Pheasant Breeding Program in New York State
New York State Department of Environmental Conservation
It isn’t just England, Iowa, Pennsylvania, or Utah. The New York State Department of Environmental Conservation runs a program, announced as follows in 2017:
Applications for Cooperative “Raise and Release” Program Due by March 25The opening of the application period for the cooperative Day-Old Pheasant Chick Program to enhance opportunities for pheasant hunting in New York has begun, the State Department of Environmental Conservation (DEC) announced today.
The program provides pheasant hunting opportunities through a partnership among DEC, sportsmen and sportswomen, 4-H youth groups, and landowners interested in rearing and releasing pheasants. The program is funded through the State Conservation Fund, which is supported by license fees paid by hunters, trappers, and anglers.
The Day-Old Pheasant Chick Program began in the early 1900s, when pheasant eggs and chicks were distributed to farmers and rural youth. Today, day-old chicks are available at no cost to participants who are able to provide a brooding facility, a covered outdoor rearing pen, and an adequate release site.
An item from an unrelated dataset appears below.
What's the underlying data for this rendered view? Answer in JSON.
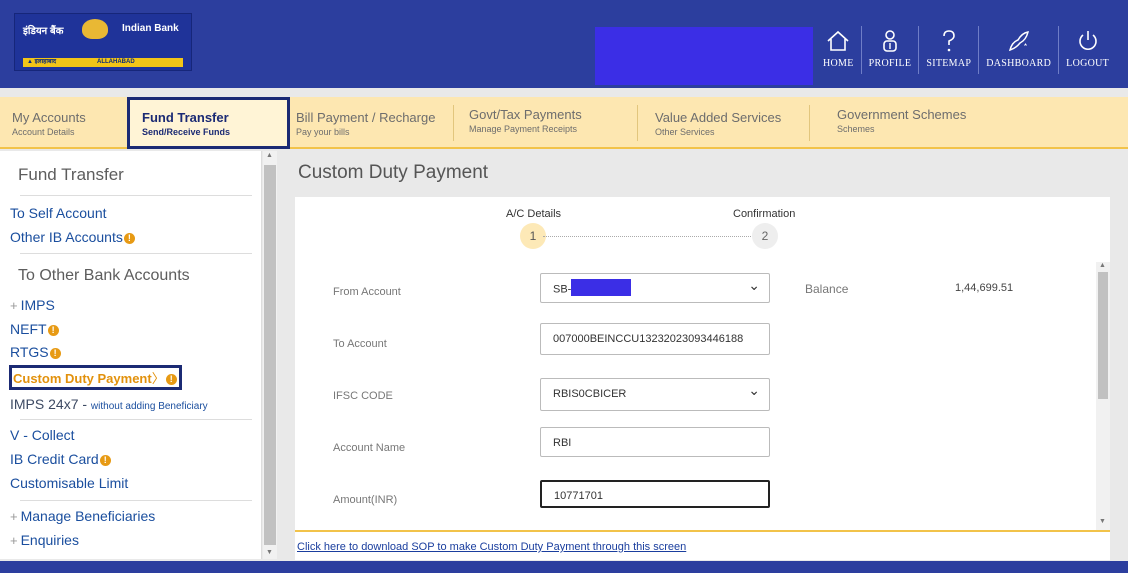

Daily care is necessary to monitor the health of the birds and to ensure there is adequate feed and water for the rapidly growing chicks. The pheasants may be released when they are eight weeks old and no later than Dec. 1. Approved applicants will receive the day-old chicks in April, May, or June. All release sites must be approved in advance by DEC and must be open for public pheasant hunting opportunities.
In 2016, DEC distributed more than 34,000 day-old pheasant chicks to qualified applicants. Individuals interested in this program should contact the nearest DEC regional wildlife office for applications and additional information (see information below). Applications must be filed with a DEC regional wildlife manager by March 25. A “Pheasant Rearing Guide” and applications are also available on DEC’s website.
In the U.S. so far, little or no attention has been paid by animal advocacy organizations to the sadistic “sport” of pheasant hunting. The birds are intentionally bred and captive-raised by U.S. government agencies at the state level for the sole purpose of gratifying the instincts of people like Donald Trump, Jr., and others for whom torturing, injuring, and killing these birds puts a smile on their faces and a swell of some sort of pride.